On retrouve logiquement l'hôtellerie et la restauration comme les deux secteurs ayant le plus utilisé les aides, et en rapport à son PIB, la région PACA. Celà se vérifie sur les deux vagues du virus. Les petites entreprises, qui représentent 18% des emplois en France, ont monopolisé 30% des sommes liées au chômage partiel. En termes de secteurs ou de taille d'entreprises, l'argent est donc bien allé là où il fallait: la situation est plus ambiguë si on regarde maintenant la santé financière ante-Covid des entreprises ayant ensuite bénéficié des aides, notamment des PGEs. En fait, de manière logique, les entreprises les plus faibles financièrement ont plus souvent fait appel aux aides que celles dont la situation était juste moyenne voire bonne. Mais en termes de l'intensité de l'aide (montants rapportés aux revenus ou à la profitabilité), ce ne sont pas les plus faibles entreprises qui en ont profité: il semble que ce segment ait un peu abdiqué face à la crise, se contentant de survivre avant une fin prévue d'activité lors des prochains mois ou années. Au contraire, ceux qui avaient une situation financière juste correcte avant le Covid ont profité des aides pour tenter de se relancer peu ou prou à la faveur du Covid. Il va donc y avoir, en sortie définitive de crise, une bifurcation importante parmi les petites sociétés.

Au final, les entreprises ont-elles de meilleurs bilans après avoir reçu une aide publique durant cette période ?

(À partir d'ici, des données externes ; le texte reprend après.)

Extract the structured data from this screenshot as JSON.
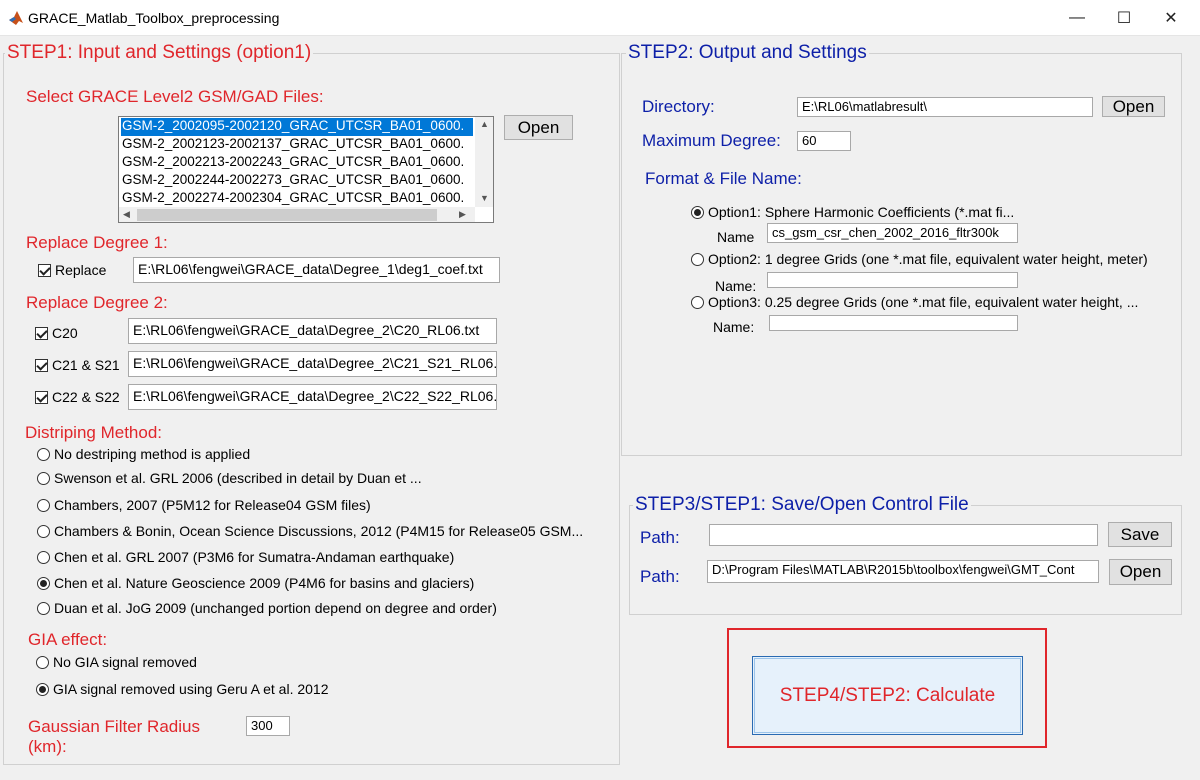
{
  "window": {
    "title": "GRACE_Matlab_Toolbox_preprocessing",
    "controls": [
      "—",
      "☐",
      "✕"
    ]
  },
  "step1": {
    "title": "STEP1: Input and Settings (option1)",
    "select_label": "Select GRACE Level2 GSM/GAD Files:",
    "files": [
      "GSM-2_2002095-2002120_GRAC_UTCSR_BA01_0600.",
      "GSM-2_2002123-2002137_GRAC_UTCSR_BA01_0600.",
      "GSM-2_2002213-2002243_GRAC_UTCSR_BA01_0600.",
      "GSM-2_2002244-2002273_GRAC_UTCSR_BA01_0600.",
      "GSM-2_2002274-2002304_GRAC_UTCSR_BA01_0600."
    ],
    "open_label": "Open",
    "replace_deg1_label": "Replace Degree 1:",
    "replace_label": "Replace",
    "replace_path": "E:\\RL06\\fengwei\\GRACE_data\\Degree_1\\deg1_coef.txt",
    "replace_deg2_label": "Replace Degree 2:",
    "c20_label": "C20",
    "c20_path": "E:\\RL06\\fengwei\\GRACE_data\\Degree_2\\C20_RL06.txt",
    "c21_label": "C21 & S21",
    "c21_path": "E:\\RL06\\fengwei\\GRACE_data\\Degree_2\\C21_S21_RL06.",
    "c22_label": "C22 & S22",
    "c22_path": "E:\\RL06\\fengwei\\GRACE_data\\Degree_2\\C22_S22_RL06.",
    "destripe_label": "Distriping Method:",
    "destripe_options": [
      "No destriping method is applied",
      "Swenson et al. GRL 2006 (described in detail by Duan et ...",
      "Chambers, 2007 (P5M12 for Release04 GSM files)",
      "Chambers & Bonin, Ocean Science Discussions, 2012 (P4M15 for Release05 GSM...",
      "Chen et al. GRL 2007 (P3M6 for Sumatra-Andaman earthquake)",
      "Chen et al. Nature Geoscience 2009 (P4M6 for basins and glaciers)",
      "Duan et al. JoG 2009 (unchanged portion depend on degree and order)"
    ],
    "gia_label": "GIA effect:",
    "gia_options": [
      "No GIA signal removed",
      "GIA signal removed using Geru A et al. 2012"
    ],
    "gauss_label_1": "Gaussian Filter Radius",
    "gauss_label_2": "(km):",
    "gauss_value": "300"
  },
  "step2": {
    "title": "STEP2: Output and Settings",
    "directory_label": "Directory:",
    "directory_value": "E:\\RL06\\matlabresult\\",
    "open_label": "Open",
    "maxdeg_label": "Maximum Degree:",
    "maxdeg_value": "60",
    "format_label": "Format & File Name:",
    "option1": "Option1: Sphere Harmonic Coefficients (*.mat fi...",
    "name1_label": "Name",
    "name1_value": "cs_gsm_csr_chen_2002_2016_fltr300k",
    "option2": "Option2: 1 degree Grids (one *.mat file, equivalent water height, meter)",
    "name2_label": "Name:",
    "option3": "Option3: 0.25 degree Grids (one *.mat file, equivalent water height, ...",
    "name3_label": "Name:"
  },
  "step3": {
    "title": "STEP3/STEP1: Save/Open Control File",
    "path1_label": "Path:",
    "path1_value": "",
    "save_label": "Save",
    "path2_label": "Path:",
    "path2_value": "D:\\Program Files\\MATLAB\\R2015b\\toolbox\\fengwei\\GMT_Cont",
    "open_label": "Open"
  },
  "step4": {
    "calculate_label": "STEP4/STEP2: Calculate"
  },
  "colors": {
    "red_text": "#e0262b",
    "blue_text": "#0d1fa8",
    "selection": "#0078d7"
  }
}
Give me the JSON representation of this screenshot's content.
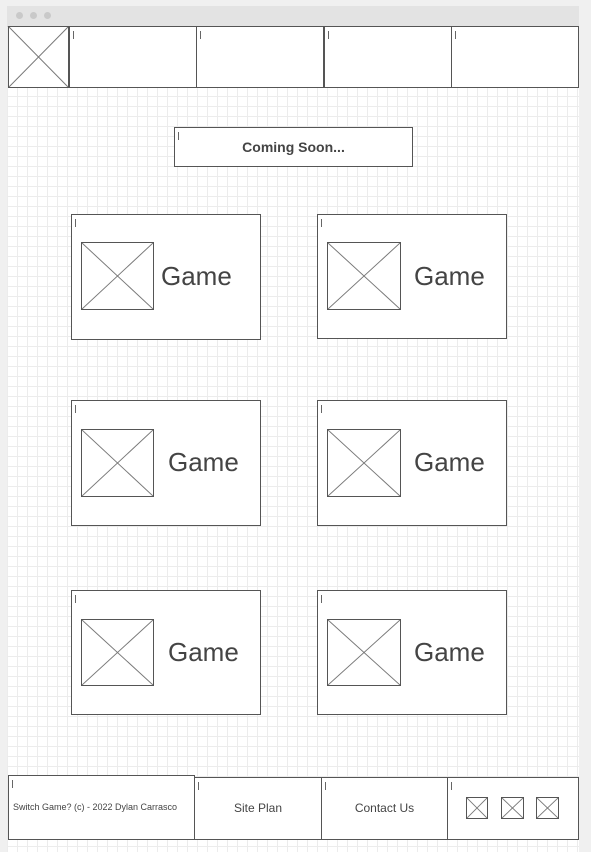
{
  "content": {
    "banner_text": "Coming Soon...",
    "game_cards": [
      {
        "label": "Game"
      },
      {
        "label": "Game"
      },
      {
        "label": "Game"
      },
      {
        "label": "Game"
      },
      {
        "label": "Game"
      },
      {
        "label": "Game"
      }
    ]
  },
  "footer": {
    "copyright": "Switch Game? (c) - 2022 Dylan Carrasco",
    "site_plan": "Site Plan",
    "contact": "Contact Us"
  },
  "icons": {
    "header_logo": "image-placeholder-icon",
    "game_image": "image-placeholder-icon",
    "social": [
      "image-placeholder-icon",
      "image-placeholder-icon",
      "image-placeholder-icon"
    ]
  },
  "colors": {
    "border": "#555555",
    "grid": "#ececec",
    "text": "#444444"
  }
}
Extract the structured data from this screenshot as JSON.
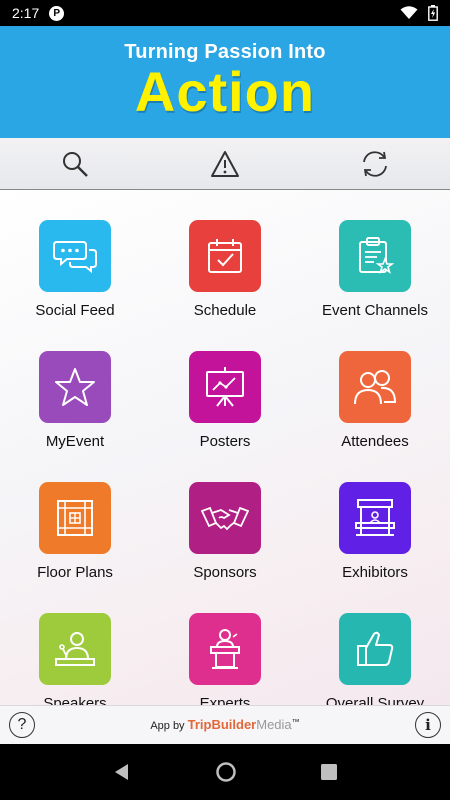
{
  "status_bar": {
    "time": "2:17",
    "app_badge": "P"
  },
  "banner": {
    "line1": "Turning Passion Into",
    "line2": "Action"
  },
  "toolbar": {
    "icons": [
      "search-icon",
      "alert-icon",
      "refresh-icon"
    ]
  },
  "tiles": [
    {
      "label": "Social Feed",
      "color": "#29b9ef",
      "icon": "chat-bubbles-icon"
    },
    {
      "label": "Schedule",
      "color": "#e8403c",
      "icon": "calendar-check-icon"
    },
    {
      "label": "Event Channels",
      "color": "#2bbdb4",
      "icon": "clipboard-star-icon"
    },
    {
      "label": "MyEvent",
      "color": "#9a4bbb",
      "icon": "star-icon"
    },
    {
      "label": "Posters",
      "color": "#c3139a",
      "icon": "presentation-board-icon"
    },
    {
      "label": "Attendees",
      "color": "#f0663c",
      "icon": "people-icon"
    },
    {
      "label": "Floor Plans",
      "color": "#ef7b2a",
      "icon": "floor-plan-icon"
    },
    {
      "label": "Sponsors",
      "color": "#b01f84",
      "icon": "handshake-icon"
    },
    {
      "label": "Exhibitors",
      "color": "#6120e5",
      "icon": "booth-icon"
    },
    {
      "label": "Speakers",
      "color": "#9dcb3b",
      "icon": "speaker-icon"
    },
    {
      "label": "Experts",
      "color": "#df2f8e",
      "icon": "podium-icon"
    },
    {
      "label": "Overall Survey",
      "color": "#27b7b1",
      "icon": "thumbs-up-icon"
    }
  ],
  "footer": {
    "app_by": "App by",
    "brand_primary": "TripBuilder",
    "brand_secondary": "Media",
    "trademark": "™",
    "help_label": "?",
    "info_label": "i"
  }
}
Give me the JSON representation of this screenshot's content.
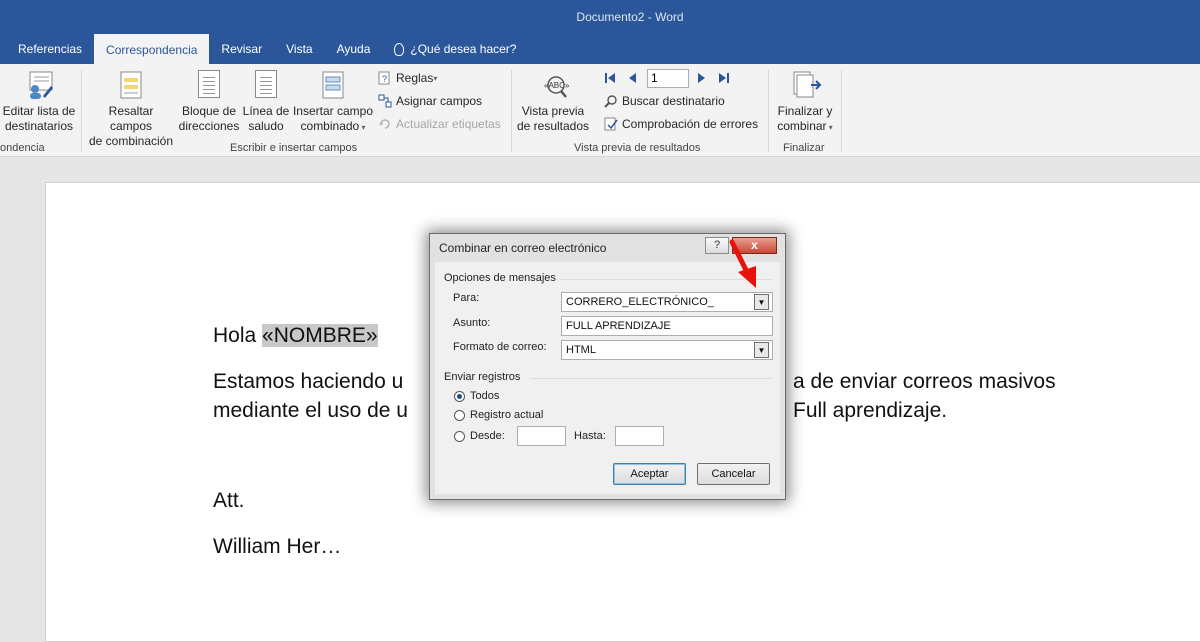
{
  "window": {
    "title": "Documento2  -  Word"
  },
  "tabs": [
    {
      "label": "Referencias"
    },
    {
      "label": "Correspondencia"
    },
    {
      "label": "Revisar"
    },
    {
      "label": "Vista"
    },
    {
      "label": "Ayuda"
    },
    {
      "label": "¿Qué desea hacer?"
    }
  ],
  "ribbon": {
    "group1": {
      "label": "ondencia",
      "edit_list": [
        "Editar lista de",
        "destinatarios"
      ]
    },
    "group2": {
      "label": "Escribir e insertar campos",
      "highlight": [
        "Resaltar campos",
        "de combinación"
      ],
      "address_block": [
        "Bloque de",
        "direcciones"
      ],
      "greeting_line": [
        "Línea de",
        "saludo"
      ],
      "insert_field": [
        "Insertar campo",
        "combinado"
      ],
      "rules": "Reglas",
      "assign_fields": "Asignar campos",
      "update_labels": "Actualizar etiquetas"
    },
    "group3": {
      "label": "Vista previa de resultados",
      "preview": [
        "Vista previa",
        "de resultados"
      ],
      "record_number": "1",
      "find_recipient": "Buscar destinatario",
      "check_errors": "Comprobación de errores"
    },
    "group4": {
      "label": "Finalizar",
      "finish": [
        "Finalizar y",
        "combinar"
      ]
    }
  },
  "document": {
    "greeting": "Hola ",
    "merge_field": "«NOMBRE»",
    "line1_left": "Estamos haciendo u",
    "line1_right": "a de enviar correos masivos",
    "line2_left": "mediante el uso de u",
    "line2_right": "Full aprendizaje.",
    "closing": "Att.",
    "signature": "William Her…"
  },
  "dialog": {
    "title": "Combinar en correo electrónico",
    "help": "?",
    "close": "x",
    "message_options": "Opciones de mensajes",
    "to_label": "Para:",
    "to_value": "CORRERO_ELECTRÓNICO_",
    "subject_label": "Asunto:",
    "subject_value": "FULL APRENDIZAJE",
    "format_label": "Formato de correo:",
    "format_value": "HTML",
    "send_records": "Enviar registros",
    "all_label": "Todos",
    "current_label": "Registro actual",
    "from_label": "Desde:",
    "to_range_label": "Hasta:",
    "accept": "Aceptar",
    "cancel": "Cancelar"
  },
  "colors": {
    "accent": "#2b579a",
    "arrow": "#e8120c"
  }
}
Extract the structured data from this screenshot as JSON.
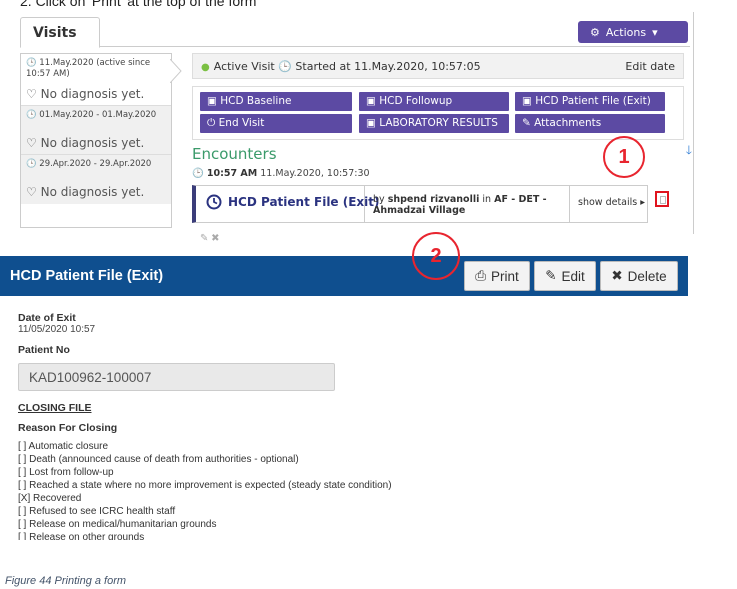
{
  "instruction": "2.   Click on 'Print' at the top of the form",
  "visits_panel": {
    "tab_label": "Visits",
    "actions_label": "Actions",
    "visits": [
      {
        "date": "11.May.2020 (active since 10:57 AM)",
        "diagnosis": "No diagnosis yet."
      },
      {
        "date": "01.May.2020 - 01.May.2020",
        "diagnosis": "No diagnosis yet."
      },
      {
        "date": "29.Apr.2020 - 29.Apr.2020",
        "diagnosis": "No diagnosis yet."
      }
    ]
  },
  "visit_detail": {
    "active_visit": "Active Visit",
    "started_at": "Started at 11.May.2020, 10:57:05",
    "edit_date": "Edit date",
    "forms": [
      "HCD Baseline",
      "HCD Followup",
      "HCD Patient File (Exit)",
      "End Visit",
      "LABORATORY RESULTS",
      "Attachments"
    ],
    "encounters_title": "Encounters",
    "encounter_time": "10:57 AM",
    "encounter_datetime": "11.May.2020, 10:57:30",
    "encounter_form": "HCD Patient File (Exit)",
    "encounter_by_prefix": "by",
    "encounter_user": "shpend rizvanolli",
    "encounter_in": "in",
    "encounter_location": "AF - DET - Ahmadzai Village",
    "show_details": "show details"
  },
  "callouts": {
    "one": "1",
    "two": "2"
  },
  "form_view": {
    "title": "HCD Patient File (Exit)",
    "print_label": "Print",
    "edit_label": "Edit",
    "delete_label": "Delete",
    "date_of_exit_label": "Date of Exit",
    "date_of_exit_value": "11/05/2020 10:57",
    "patient_no_label": "Patient No",
    "patient_no_value": "KAD100962-100007",
    "closing_file": "CLOSING FILE",
    "reason_label": "Reason For Closing",
    "reasons": [
      "[ ] Automatic closure",
      "[ ] Death (announced cause of death from authorities - optional)",
      "[ ] Lost from follow-up",
      "[ ] Reached a state where no more improvement is expected (steady state condition)",
      "[X] Recovered",
      "[ ] Refused to see ICRC health staff",
      "[ ] Release on medical/humanitarian grounds",
      "[ ] Release on other grounds"
    ]
  },
  "caption": "Figure 44 Printing a form",
  "colors": {
    "brand_purple": "#5c4aa3",
    "header_blue": "#0f4f8f",
    "callout_red": "#e8252f",
    "encounters_green": "#3a9a6a"
  }
}
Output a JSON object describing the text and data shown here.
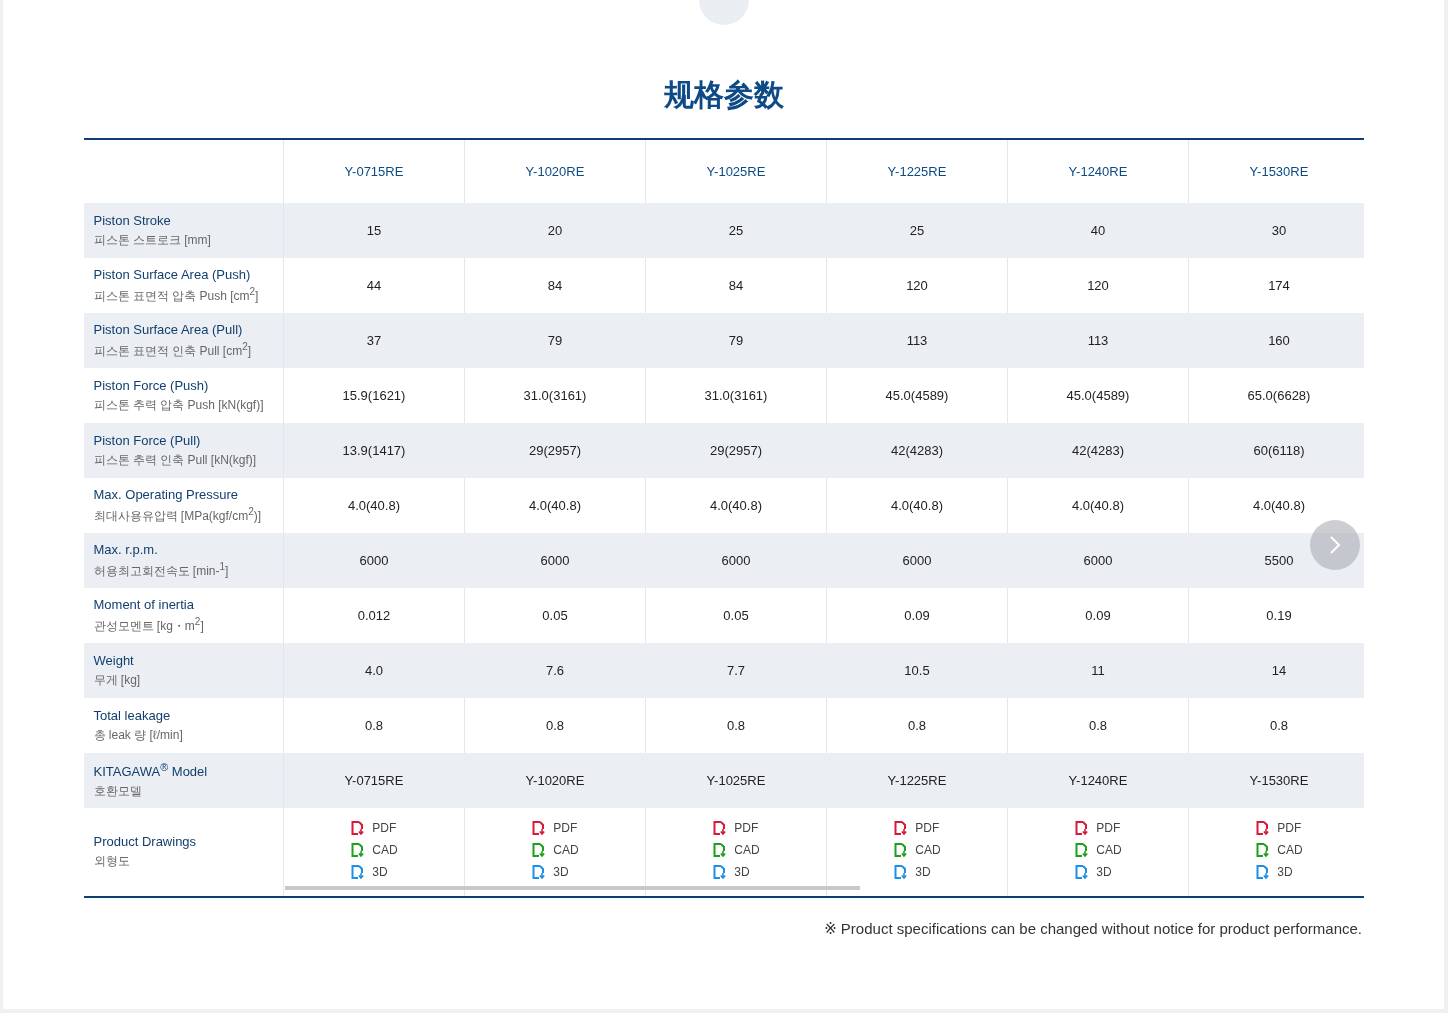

Non, car en face de leurs actifs, de leur trésorerie, il y a désormais de nouvelles dettes: dettes sociales, mais surtout dettes PGEs, qui ne correspondent à aucun actif ou création de valeur. Cette création de valeur artificielle explique l'absence de faillites: la trésorerie d'exploitation d'une entreprise a eu beau chuter avec la faible activité durant le covid, sa trésorerie totale se voit améliorer par des rentrées d'argent conséquentes en provenance de l'Etat. Les bilans sont donc inflatés. Maintenant, en sortie de crise, et sur plusieurs années parfois, il va falloir consacrer une partie des flux de trésorerie aux remboursements. Les aides ont fonctionné comme un achat à crédit de la croissance future, pendant dix huit mois où la situation était compliquée. Le cycle d'activité de ces entreprises a été lissé: non nulle pendant la crise, l'activité de ces entreprises sera forcément ralentie pendant deux ou trois ans afin d'apurer leur bilan.